- Original language: English
- Written by: Vernon Sylvaine
- Genre: Comedy
- Setting: London, present day

Premiere
- Date: 17 July 1950
- Place: Royal Court Theatre, Liverpool

= Will Any Gentleman? =

1950 play

Will Any Gentleman? is a 1950 stage farce by the British writer Vernon Sylvaine. The play was first performed at the Royal Court Theatre in Liverpool in July 1950. It then went on to the West End, running for 364 performances at the Strand Theatre between September 1950 and July 1951. It starred Robertson Hare, who appeared in several plays by Sylvaine. Hare plays a mild-mannered bank clerk who, after a night out, is hypnotized into a much more assertive lifestyle.

==Original cast==
- Mendoza - Norman Scace
- Alfred Boyle - Wilfred Boyle
- Henry Stirling - Robertson Hare
- Dr. Smith - Charles Groves
- Detective-Inspector Martin - Henry Caine
- Charley Stirling - Arthur Riscoe
- Stanley Jackson - Hugh Metcalfe
- Montague Billing - Gerard Clifton
- Dancer - Patricia Dare
- Angel - Thelma Grigg
- Beryl - Natalie Raine
- Florence Stirling - Constance Lorne
- Honey - Pamela Deeming
- Mrs.
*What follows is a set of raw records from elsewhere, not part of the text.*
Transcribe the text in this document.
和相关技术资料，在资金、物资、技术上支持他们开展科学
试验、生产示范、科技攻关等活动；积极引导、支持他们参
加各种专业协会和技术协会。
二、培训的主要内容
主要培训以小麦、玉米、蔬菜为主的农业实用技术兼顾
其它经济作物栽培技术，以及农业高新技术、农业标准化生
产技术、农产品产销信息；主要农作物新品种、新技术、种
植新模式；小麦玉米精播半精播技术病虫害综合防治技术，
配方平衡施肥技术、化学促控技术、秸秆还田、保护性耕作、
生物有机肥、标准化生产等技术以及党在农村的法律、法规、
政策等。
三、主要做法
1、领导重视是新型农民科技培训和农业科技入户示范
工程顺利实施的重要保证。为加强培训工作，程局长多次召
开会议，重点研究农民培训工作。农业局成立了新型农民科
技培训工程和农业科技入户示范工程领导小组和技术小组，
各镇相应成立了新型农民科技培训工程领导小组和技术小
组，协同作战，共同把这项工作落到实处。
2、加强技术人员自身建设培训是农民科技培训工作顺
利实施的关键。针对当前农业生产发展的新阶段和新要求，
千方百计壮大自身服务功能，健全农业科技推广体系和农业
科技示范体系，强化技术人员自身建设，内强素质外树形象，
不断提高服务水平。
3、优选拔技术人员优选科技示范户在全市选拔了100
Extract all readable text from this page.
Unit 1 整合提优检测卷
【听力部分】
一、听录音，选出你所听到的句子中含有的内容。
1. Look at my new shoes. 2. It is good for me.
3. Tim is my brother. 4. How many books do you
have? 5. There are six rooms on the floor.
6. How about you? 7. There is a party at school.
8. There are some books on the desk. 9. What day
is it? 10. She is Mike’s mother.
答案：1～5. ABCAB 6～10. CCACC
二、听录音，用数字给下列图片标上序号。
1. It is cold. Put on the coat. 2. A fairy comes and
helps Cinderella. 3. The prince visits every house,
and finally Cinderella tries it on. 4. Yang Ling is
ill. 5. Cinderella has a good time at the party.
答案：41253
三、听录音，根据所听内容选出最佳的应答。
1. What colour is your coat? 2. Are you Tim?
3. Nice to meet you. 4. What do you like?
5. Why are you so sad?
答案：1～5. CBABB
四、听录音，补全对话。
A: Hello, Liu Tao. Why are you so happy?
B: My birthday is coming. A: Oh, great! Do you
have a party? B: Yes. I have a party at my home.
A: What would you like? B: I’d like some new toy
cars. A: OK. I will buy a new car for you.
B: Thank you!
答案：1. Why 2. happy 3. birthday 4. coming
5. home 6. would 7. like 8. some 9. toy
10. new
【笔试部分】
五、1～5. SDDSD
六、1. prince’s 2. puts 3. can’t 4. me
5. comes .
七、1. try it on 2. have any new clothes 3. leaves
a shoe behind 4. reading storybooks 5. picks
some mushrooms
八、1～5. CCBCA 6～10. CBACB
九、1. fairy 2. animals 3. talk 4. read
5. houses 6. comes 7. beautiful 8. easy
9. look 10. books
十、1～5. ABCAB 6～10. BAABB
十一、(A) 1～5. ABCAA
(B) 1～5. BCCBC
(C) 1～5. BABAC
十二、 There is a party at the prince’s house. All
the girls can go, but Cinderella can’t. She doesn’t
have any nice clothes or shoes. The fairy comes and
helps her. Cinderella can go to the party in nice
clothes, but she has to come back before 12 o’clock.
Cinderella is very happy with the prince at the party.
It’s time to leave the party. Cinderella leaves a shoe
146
Whittle - Ruth Maitland

==Film adaptation==

In 1953 the play was adapted into a film directed by Michael Anderson. George Cole replaced Robertson Hare in the leading role.

==Bibliography==
- Wearing, J.P. The London Stage 1950-1959: A Calendar of Productions, Performers, and Personnel. Rowman & Littlefield, 2014.